Martin Puchner is the Byron and Anita Wien Professor of Drama and of English and Comparative Literature at Harvard University. He is the author of The Drama of Ideas: Platonic Provocations in Theater and Philosophy (Oxford: Oxford University Press, 2010; winner of the Joe A. Callaway Award), Poetry of the Revolution: Marx, Manifestos, and the Avant-Gardes (Princeton: Princeton University Press, 2006; winner of the MLA’s James Russell Lowell Award) and Stage Fright: Modernism, Anti-Theatricality, and Drama (Baltimore: The Johns Hopkins University Press, 2002; 2011), as well as of numerous edited volumes and sourcebooks, including Karl Marx and Friedrich Engels: The Communist Manifesto and Other Writings (New York: Barnes and Noble, 2005). He is the general editor of the Norton Anthology of World Literature, third edition (New York: W. W. Norton & Company, 2012) and co-editor of the Norton Anthology of Drama (New York: W. W. Norton & Company, 2009).

Madeline Rüegg is a doctoral candidate at the Freie Universität Berlin and a member of the DramaNet project. She studied English, Spanish and French at the University of Neuchâtel, Switzerland, and obtained a Masters of Studies from the University of Oxford, UK in 2011. She is currently working on her PhD, entitled The Patient Griselda Myth in Early Modern European Drama, on early modern European theatrical adaptations of the story of Patient Griselda.

Barbara Ventarola is Associate Professor of Romance Literatures at the University of Würzburg. She obtained her PhD from the University of Cologne with a thesis on Francesco Petrarca’s Canzoniere, and is presently finishing her Habilitation developing a new trans-categorical theory of textuality. She is the author of Kairos und Seelenheil – Textspiele der Entzeitlichung in Francesco Petrarcas Canzoniere (Text und Kontext, 28; Stuttgart: Steiner, 2008); editor of Literarische Stadtutopien zwischen totalitärer Gewalt und Ästhetisierung (München: Meidenbauer, 2011).
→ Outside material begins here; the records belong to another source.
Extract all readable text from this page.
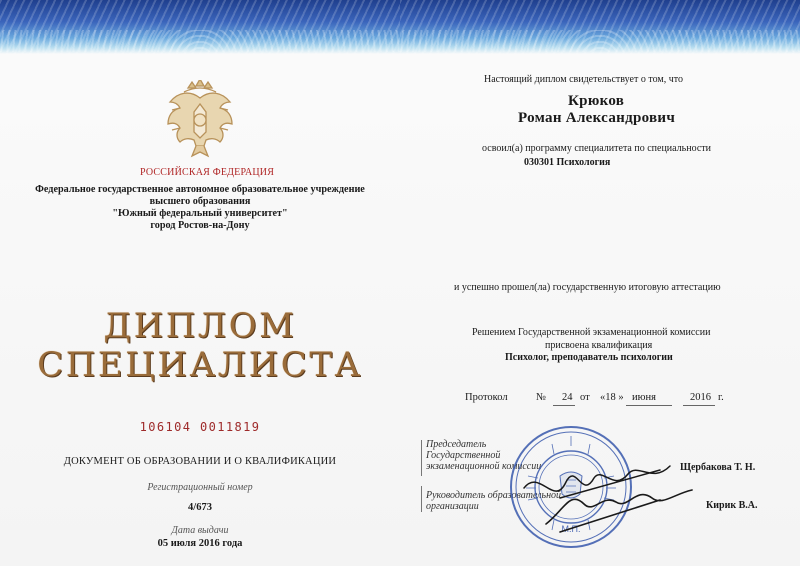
РОССИЙСКАЯ ФЕДЕРАЦИЯ
Федеральное государственное автономное образовательное учреждение
высшего образования
"Южный федеральный университет"
город Ростов-на-Дону
ДИПЛОМ
СПЕЦИАЛИСТА
106104 0011819
ДОКУМЕНТ ОБ ОБРАЗОВАНИИ И О КВАЛИФИКАЦИИ
Регистрационный номер
4/673
Дата выдачи
05 июля 2016 года
Настоящий диплом свидетельствует о том, что
Крюков
Роман Александрович
освоил(а) программу специалитета по специальности
030301 Психология
и успешно прошел(ла) государственную итоговую аттестацию
Решением Государственной экзаменационной комиссии
присвоена квалификация
Психолог, преподаватель психологии
Протокол	№ 24 от «18 » июня	2016 г.
Председатель
Государственной
экзаменационной комиссии	Щербакова Т. Н.
Руководитель образовательной
организации	Кирик В.А.
М.П.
Her publications also include: “Zwischen situationaler Repräsentation und Multiadressierung – Marcel Proust und Jorge Luis Borges als Paradigmen der Weltliterarizität”, in: Figuren des Globalen. Weltbezug und Welterzeugung in Literatur, Kunst und Medien, ed. Christian Moser and Linda Simonis (Heidelberg: Synchron, 2012, in print); “Weltliteratur(en) im Dialog – Zu einer möglichen Osmose zwischen Systemtheorie und postkolonialer Theorie”, in: Differenz(theorien). (Wie) können sich Postkoloniale Theorie und Systemtheorie beobachten?, ed. Mario Grizelj and Daniela Kirschstein (Berlin: Kadmos, 2012, in print); “‘fantástico pero no sobrenatural’ – Irrealisierung und Objektivität bei Jorge Luis Borges”, in: Objektivität und literarische Objektivierung seit 1750, ed. Niklas Bender and Steffen Schneider (Tübingen: Narr, 2010); “Passagen zu einer ethnographischen Semiologie – Roland Barthes: L’empire des signes”,in: Literaturtheorie und ‘sciences humaines’. Frankreichs Beitrag zur Methodik der Literaturwissenschaft, ed. Rainer Zaiser (Berlin: Frank & Timme, 2008).

Susanne Wofford is Dean of the Gallatin School of Individualized Study at New York University and Professor of English. She is a founding member of the Theater without Borders research collective and a member of the group’s steering committee. She is the author of The Choice of Achilles: The Ideology of Figure in the Epic (Stanford: Stanford University Press, 1992); co-editor of Epic Traditions in the Contemporary World (Berkeley, Los Angeles, London: University of California Press, 1999); and editor of Shakespeare: The Late Tragedies (Englewood Cliffs, NJ: Prentice-Hall, 1995), and Hamlet: Case Studies in Contemporary Criticism (Boston: St. Martin’s Press, 1994). She recently published “Foreign Emotions”, in: Theater without Borders’ first volume, Theatre Crossing Borders: Transnational and Transcultural Exchange in Early Modern Drama, ed. Robert Henke and Eric Nicholson (Aldershot, Burlington: Ashgate, 2008).